OECD – Proposed Corporate Tax Deal Could Impact Thousands of Local Jobs
MALTA (November 30, 2021) — According to local media reports, in January 2023 Malta is expected to be forced to adopt a global minimum tax rate imposed by the Organisation of Economic Cooperation and Development (OECD).
Malta has reportedly already signed up to the principle of an OECD minimum rate, which should be drafted into law next year for implementation at the start of the following.
Government sources said the matter was recently discussed when ministers met at the Auberge de Castille for their weekly cabinet meeting.
While Malta has agreed to the OECD plan, the matter is still up for discussion at the EU level, where the island is hoping to negotiate for “carve-outs and concessions” that could limit the island’s exposure, the sources said.
The new rates are an OECD bid to clamp down on countries like Malta competing to offer the lowest rates.
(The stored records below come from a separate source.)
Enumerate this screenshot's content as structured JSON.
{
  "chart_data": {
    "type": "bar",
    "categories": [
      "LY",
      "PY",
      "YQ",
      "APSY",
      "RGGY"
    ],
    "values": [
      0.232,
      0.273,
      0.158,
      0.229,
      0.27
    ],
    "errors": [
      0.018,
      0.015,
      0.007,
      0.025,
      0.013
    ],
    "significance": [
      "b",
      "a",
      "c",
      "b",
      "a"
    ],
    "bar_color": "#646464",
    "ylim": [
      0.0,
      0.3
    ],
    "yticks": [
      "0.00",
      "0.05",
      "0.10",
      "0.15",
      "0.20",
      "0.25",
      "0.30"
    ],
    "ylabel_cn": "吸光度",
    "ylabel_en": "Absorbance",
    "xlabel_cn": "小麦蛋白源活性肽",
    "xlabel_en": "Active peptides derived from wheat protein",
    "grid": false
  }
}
The rates will also apply to companies with annual revenues in excess of €750 million.
The OECD estimates that this will generate around €130 billion in additional global tax revenues annually.
Government sources working on the island’s taxation game plan said that between 18 and 20 international companies, which employ thousands of people in lucrative industries such as gaming and corporate services, could see their tax exposure increased from five to 15 percent.
Malta has one of the highest statutory corporate tax rates in the world, taxing 35 percent of end-year company profits.
However, the island attracts foreign investment by offering overseas companies a series of rebates and benefits that allows them to bring their corporate tax rate down to an effective five percent.